Elizabeth Lo, director of Mistress Dispeller Photo: Supplied

A documentary featuring a mistress dispeller in a Chinese love triangle is coming to New Zealand next week as part of the International Film Festival.

Titled Mistress Dispeller, the documentary follows the story of Mr and Mrs Li, a couple living in Luoyang, Henan province, and the husband's mistress, Feifei.

Director of the film, Hong Kong-based Elizabeth Lo, told RNZ's Nine To Noon that the mistress dispelling phenomenon had developed in China over the past 10 years to meet the demands of couples in crisis.

She said having a mistress was once almost like a badge of honour for a man to show how successful he was.

The service had filled a gap for people who didn't want to leave their marriages because they had discovered infidelity but wanted to combat it, Lo said.

"It's almost like a tool that oftentimes wives ... can use if they have resources to hire someone who can ... fight for them ... and to resolve this conflict in as nonviolent and as non-confrontational a way as possible," Lo said.

Lo said solving the issue indirectly under the surface could help anyone avoid "losing face" and for the mistress to "leave the situation without resistance because she believes in it's her own will".

Through scouring social media to find mistress dispellers, Lo's team came across a woman named Wang, who would later lead the film.

"She was able incredibly to get us access to husbands and wives and mistresses who [were] willing to be on camera because she had so much trust built with them through her techniques as a mistress dispeller," Lo said.

Wang, who struggled with infidelity in her own immediate family, read a lot on psychology to "understand how the human heart works".

"She has developed this niche within the market of sort of like family therapy, where her job is basically to insinuate herself within a family that is struggling with infidelity," Lo said.

"Hired by one party, she will enter that relationship under a false identity, perhaps as a college, long lost college friend or an old family friend.

"And through that identity, get to know the spouse and also their mistress and through a friendship that she forges with them over several months, kind of gains their ear and influences them to end the affair of their own accord."

Lo said Wang didn't use illegal tactics or tactics of intimidation that other mistress dispellers sometimes used.
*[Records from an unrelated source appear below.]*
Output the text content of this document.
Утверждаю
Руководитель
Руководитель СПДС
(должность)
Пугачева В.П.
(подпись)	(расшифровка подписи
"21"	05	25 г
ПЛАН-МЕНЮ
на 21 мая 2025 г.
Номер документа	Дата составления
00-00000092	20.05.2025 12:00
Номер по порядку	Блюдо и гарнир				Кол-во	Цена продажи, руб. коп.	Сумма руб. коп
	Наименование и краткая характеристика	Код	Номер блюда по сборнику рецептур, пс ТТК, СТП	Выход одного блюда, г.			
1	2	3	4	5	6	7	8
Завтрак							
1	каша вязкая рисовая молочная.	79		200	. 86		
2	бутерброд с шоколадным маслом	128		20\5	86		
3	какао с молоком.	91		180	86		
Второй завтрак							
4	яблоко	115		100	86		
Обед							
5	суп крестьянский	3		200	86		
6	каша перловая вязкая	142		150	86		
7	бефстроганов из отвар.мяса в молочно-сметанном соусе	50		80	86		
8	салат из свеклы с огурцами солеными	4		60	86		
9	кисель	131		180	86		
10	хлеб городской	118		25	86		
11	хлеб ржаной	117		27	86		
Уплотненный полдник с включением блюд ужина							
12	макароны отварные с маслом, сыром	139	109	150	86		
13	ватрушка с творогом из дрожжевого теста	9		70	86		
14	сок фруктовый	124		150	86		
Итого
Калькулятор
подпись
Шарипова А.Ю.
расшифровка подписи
"She really positions herself as this sort of couple's therapist and therapist even to the mistress, so that, by the end of the process, each person in the love triangle sees her as the guiding light that's really helping them in their lives," Lo said.

Wang said that therapy was largely stigmatised in China, so she wouldn't have been able to join a family as a family therapist - only under a false identity, Lo recalled.

To ensure the content was ethical, the husband and mistress were not told what the film contained precisely but were approached to appear in a film "more broadly about modern love and dating in China", Lo said.

Over the course of filming for three or four months, the film would be shown to the couple and they would be given an opportunity to re-consent to being included in the project or withdraw after they grasped the mistress dispeller's true role in their lives.

"Thankfully ... this trio at the end of three years, they were so gracious and unself-conscious that ... they trust[ed] teacher Wang so much that they agreed to remain featured."

Wang made a decent living out of providing the service, charging by the hour.

It typically cost around US$20,000 (NZ$33,000) to resolve a case, Lo said.

Irrespective of whether people would agree if the service was ethical, Lo said Wang truly believed that she was helping people in moments of crisis that they typically suffered in alone because it was shrouded in shame.

"She positions herself and even in participating in this documentary and convincing her clients to be a part of this documentary, that sharing your private struggles publicly will help other people who find themselves in this kind of emotional turmoil where it's so difficult to navigate with clarity."